Tuesday, June 28, 2005

From "The Habit of Being", pg. 370

The dissecting language [speaking of a Karl Adam book] repels me too; this is what is known as The Pious Style...In some pious writers there is a lot about the Church being the bride of Christ. This kind of metaphor may have helped that age to get a picture of a certain reality; it fails to help most of us...The only places you can really avoid the Pious Style are in the liturgy and the Bible; and these are the places where the Church herself speaks.

from The Habit of Being, pg. 145

The virtue of novenas is that they keep you at it for nine consecutive days and the human attention being what it is, this is a long time. I hate to say most of these prayers written by saints-in-an-emotional-state. You feel you are wearing somebody else's finery and I can never describe my heart as "burning" to the Lord (who knows better) without snickering.

Monday, June 20, 2005

On the Christian writer...

The Christian writer does not decide what would be good for the world and proceed to deliver it. Like a very doubtful Jacob, he confronts what stands in his path and wonders if he will come out of the struggle at all.

Friday, May 13, 2005

On the Importance of Stories...

Our response to life is different if we have been taught only a definition of faith than if we have trembled with Abraham as he held a knife over Isaac.

Wednesday, April 13, 2005

"The Habit of Being" 92

For me a dogma is only a gateway to contemplation and is an instrument of freedom and not of restriction.It preserves mystery for the human mind. Henry James said the young woman of the future would know nothing of mystery or manners. He had no business to limit it to one sex.

from "The Habit of Being"

What one has as a born Catholic is something given and accepted before it is experienced. I am only slowly coming to experience things that I have all along accepted. I suppose the fullest writing comes from what has been accepted and experienced both and that I have just not got that far yet...Conviction without experience makes for harshness.

The Habit of 97

Both St. Thomas [Aquinas] and St. John of the Cross, dissimilar as they were, were entirely united by the same belief. The more I read St. Thomas the more flexible he appears to me. Incidentally, St. John would have been able to sit down with the prostitute and said, "Daughter, let us consider this," but St. Thomas doubtless knew his own nature and knew that he had to get rid of her with a poker or she would overcome him. I am not only for St. Thomas here but am in accord with his use of the poker. I call this being tolerantly realistic, not being a fascist.

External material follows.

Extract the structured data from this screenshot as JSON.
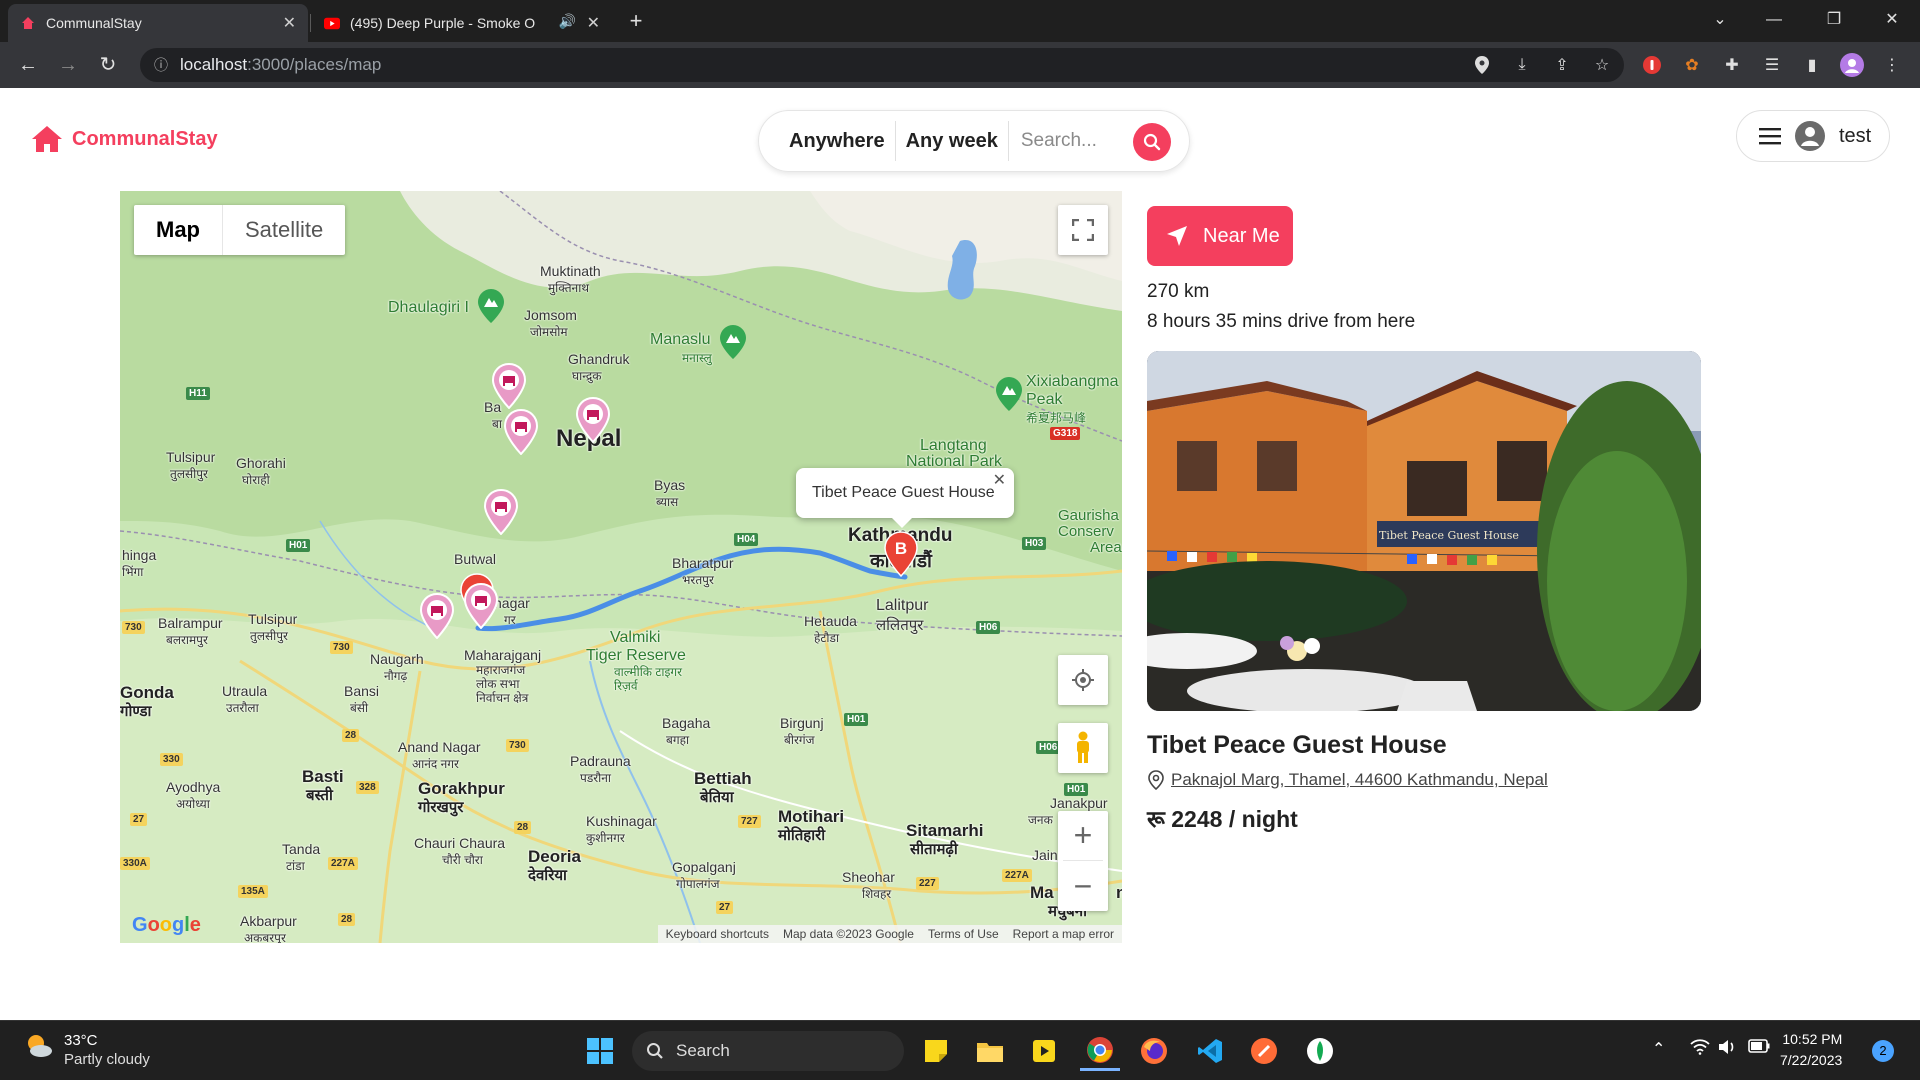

from The Habit of Being, pg. 570.. could tell them that anybody who wants to be introduced to Catholic fiction will have to start with the French - Mauriac and Bernanos. You can't dispose of a writer with a paragraph about his significance. I couldn't even compose such. You'd just better read them if you aim to say anything about them. The English are Waugh & Greene and Spark (Muriel) & the Americans: Powers, Percy, Wilfrid Sheed...and some would include Edwin O'Connor. I don't know as I've never read him.

Thursday, January 13, 2005

From "The Habit of Being", pg. 503

The hardest thing for the writer to indicate is the presence of the anagogical which to my mind is the only thing that can cause the personality to change. Perhaps even here it changes within what it has been made. But I doubt if anyone ever touches the limits at either end of his personality. We are not our own light.

Against Determinism...

An absence of free will in these characters [in the novel The Violent Bear It Away] would mean an absence of conflict in them, whereas they spend all their time fighting within themselves, drive against drive. Tarwater wrestles with the Lord and Rayber wins. Both examples of free will in action.

Free will has to be understood within its limits; possibly we have some hinderances to free action but not enough to be able to call the world determined. In some people (psychotics) hinderances to free action may be so strong as to preclude free will in them, but the Church teaches that God does not judge those acts that are not free, and that he does not predestine any soul to hell...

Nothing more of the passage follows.